Je ne pratiquerai pas de « greffage » de nouvelle reine (si la colonie est un organisme, changer un de ses ‘organes’ est une greffe). Pas de rupture de ponte en fin de saison, je les pratique chaque année sur la moitié des ruches : divisions ou essaimage accompagné. Pas de traitement avec des intrants médicamenteux ni acides oxalique ou formique - l’article « une mycorévolution pour les abeilles » (A&Cie 184) parle d’ailleurs d’effets négatifs induits par ceux-ci.


Yves LAYEC
Pratique l’apiculture, depuis longtemps, dans le Nord-Finistère. Actuellement, bon an mal an, une cinquantaine de ruches Dadant 10 cadres en ruchers sédentaires. Pratique élevage de reines avec des abeilles du Finistère. Membre des conseils d’administration du GDSA (Groupement de défense sanitaire apicole) du Finistère, et de la FNOSAD (Fédération Nationale des Organisations Sanitaires Apicoles Départementales).

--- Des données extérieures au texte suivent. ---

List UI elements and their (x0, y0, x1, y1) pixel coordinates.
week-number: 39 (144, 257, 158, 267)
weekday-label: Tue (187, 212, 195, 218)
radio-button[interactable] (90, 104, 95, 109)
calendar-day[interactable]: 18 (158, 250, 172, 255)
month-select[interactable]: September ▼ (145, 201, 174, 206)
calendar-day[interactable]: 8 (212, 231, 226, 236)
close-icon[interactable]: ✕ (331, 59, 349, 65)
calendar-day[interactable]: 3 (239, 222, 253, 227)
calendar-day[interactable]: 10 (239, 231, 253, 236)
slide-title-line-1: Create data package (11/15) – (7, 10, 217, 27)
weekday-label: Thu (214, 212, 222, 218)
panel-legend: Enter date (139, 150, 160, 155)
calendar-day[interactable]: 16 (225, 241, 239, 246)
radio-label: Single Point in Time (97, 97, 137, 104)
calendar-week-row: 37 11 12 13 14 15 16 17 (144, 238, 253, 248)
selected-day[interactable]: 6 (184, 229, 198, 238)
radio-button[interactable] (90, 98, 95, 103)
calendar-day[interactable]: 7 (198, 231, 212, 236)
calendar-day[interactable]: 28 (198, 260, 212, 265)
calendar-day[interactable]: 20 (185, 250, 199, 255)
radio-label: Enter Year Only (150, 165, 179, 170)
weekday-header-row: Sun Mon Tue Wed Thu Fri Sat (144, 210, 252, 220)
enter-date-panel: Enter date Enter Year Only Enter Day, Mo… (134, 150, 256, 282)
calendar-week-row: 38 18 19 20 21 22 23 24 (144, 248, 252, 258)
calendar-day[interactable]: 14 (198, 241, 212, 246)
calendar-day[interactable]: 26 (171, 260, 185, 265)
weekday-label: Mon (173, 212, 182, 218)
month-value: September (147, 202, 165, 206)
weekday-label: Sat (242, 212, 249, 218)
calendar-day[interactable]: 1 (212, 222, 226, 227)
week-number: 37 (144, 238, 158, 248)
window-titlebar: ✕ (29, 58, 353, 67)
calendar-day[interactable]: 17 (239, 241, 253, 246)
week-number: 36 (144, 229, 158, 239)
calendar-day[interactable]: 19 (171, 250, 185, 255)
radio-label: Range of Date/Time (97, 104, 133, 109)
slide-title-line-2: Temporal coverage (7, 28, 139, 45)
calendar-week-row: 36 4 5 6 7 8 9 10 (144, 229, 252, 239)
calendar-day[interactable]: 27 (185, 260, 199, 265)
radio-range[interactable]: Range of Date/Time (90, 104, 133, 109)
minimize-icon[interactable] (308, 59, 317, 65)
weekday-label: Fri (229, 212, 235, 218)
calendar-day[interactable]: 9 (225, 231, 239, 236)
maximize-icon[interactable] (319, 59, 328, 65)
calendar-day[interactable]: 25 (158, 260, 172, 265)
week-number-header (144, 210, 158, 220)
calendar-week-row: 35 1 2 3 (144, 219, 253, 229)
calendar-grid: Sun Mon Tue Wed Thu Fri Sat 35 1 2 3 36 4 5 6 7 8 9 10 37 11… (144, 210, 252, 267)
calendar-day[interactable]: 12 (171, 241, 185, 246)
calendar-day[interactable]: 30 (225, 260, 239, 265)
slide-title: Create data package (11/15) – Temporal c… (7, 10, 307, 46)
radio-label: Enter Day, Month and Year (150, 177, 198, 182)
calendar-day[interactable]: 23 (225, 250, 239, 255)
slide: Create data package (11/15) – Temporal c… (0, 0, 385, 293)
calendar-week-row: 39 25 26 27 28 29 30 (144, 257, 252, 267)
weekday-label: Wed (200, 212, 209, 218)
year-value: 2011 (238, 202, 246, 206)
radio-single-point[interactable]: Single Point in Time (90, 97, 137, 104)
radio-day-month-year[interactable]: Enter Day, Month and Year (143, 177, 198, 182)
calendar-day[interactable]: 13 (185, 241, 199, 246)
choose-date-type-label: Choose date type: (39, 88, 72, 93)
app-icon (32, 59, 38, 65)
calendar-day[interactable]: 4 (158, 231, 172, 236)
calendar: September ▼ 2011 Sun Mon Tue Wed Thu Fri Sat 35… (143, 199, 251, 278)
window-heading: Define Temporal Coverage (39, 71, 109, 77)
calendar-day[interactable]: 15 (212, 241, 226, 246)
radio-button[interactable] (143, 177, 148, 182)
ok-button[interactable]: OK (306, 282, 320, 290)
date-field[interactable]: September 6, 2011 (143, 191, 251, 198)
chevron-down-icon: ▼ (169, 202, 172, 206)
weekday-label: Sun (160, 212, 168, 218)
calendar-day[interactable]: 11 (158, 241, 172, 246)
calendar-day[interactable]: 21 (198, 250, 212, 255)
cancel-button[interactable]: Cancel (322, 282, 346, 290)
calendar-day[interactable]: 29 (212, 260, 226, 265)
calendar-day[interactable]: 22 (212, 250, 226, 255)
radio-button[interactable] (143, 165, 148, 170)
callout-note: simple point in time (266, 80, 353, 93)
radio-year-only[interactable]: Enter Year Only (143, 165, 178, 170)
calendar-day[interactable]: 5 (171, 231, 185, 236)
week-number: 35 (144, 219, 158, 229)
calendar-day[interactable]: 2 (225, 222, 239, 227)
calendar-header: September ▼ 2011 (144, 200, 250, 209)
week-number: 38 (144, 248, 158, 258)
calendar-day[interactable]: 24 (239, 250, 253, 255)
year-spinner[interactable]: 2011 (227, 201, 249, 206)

Le mois d’août est fini. La récolte de miel est terminée. Je ne fais pas de récoltes tardives (lierre,…) passé la mi-septembre. Normalement les traitements anti-varroas sont en place depuis fin août ou les premiers jours de septembre. L’objectif est alors d’avoir pour la mi-octobre des colonies viables quelles que soient les conditions hivernales, c‘est-à-dire avoir des colonies

  • En ordre de reine : pas de colonies orphelines évidemment ; avec si possible des reines jeunes (moins de 2 ans) ;
  • Avec du couvain ouvert et du couvain operculé, bien entendu du couvain sain (pas de loque américaine, pas de mycoses) ;
  • Populeuses ; dans des volumes adaptés ;
  • Munies de provisions suffisantes et de qualité. Pour cela quelques travaux au rucher sont indispensables
  • Une visite complète et minutieuse suivie de :
    Élimination des colonies malades de loque américaine ; Changement de reines dans les essaims naturels, remplacées par des reines de l’année. Les reines réformées sont gardées à ce stade ;
    Les cadres bâtis, les cadres vides sont retirés. En effet les abeilles ne bâtissent plus. La colonie est resserrée en ajustant le volume à la quantité d’abeilles et de couvain au moyen de partitions ;
  • Les colonies ayant moins de 7- 8 cadres sont réunies. Les reines réformées sont gardées à ce stade ;
  • Dans les colonies orphelines et/ou bourdonneuses et suffisamment populeuses (les réunir si elles ne sont pas assez populeuses) on tente l’introduction de reines (merci aux reines réformées qui font ici leur BA). Si insuffisamment peuplées elles sont dispersées ;
  • Les provisions sont vérifiées. Dans la littérature apicole, il est indiqué qu’il faut une quinzaine de kilos pour l’hiver. Mais attention ! C’est mieux si ces 15 kilos ne sont pas constitués que de miel de lierre ou de miel de mélèze que les abeilles peuvent avoir du mal à consommer ou de miel de sapin qui peut provoquer des problèmes digestifs si la météo est telle que les abeilles ne peuvent pas sortir pour des vols de propreté. D’où l’intérêt d’un nourrissement en sirop.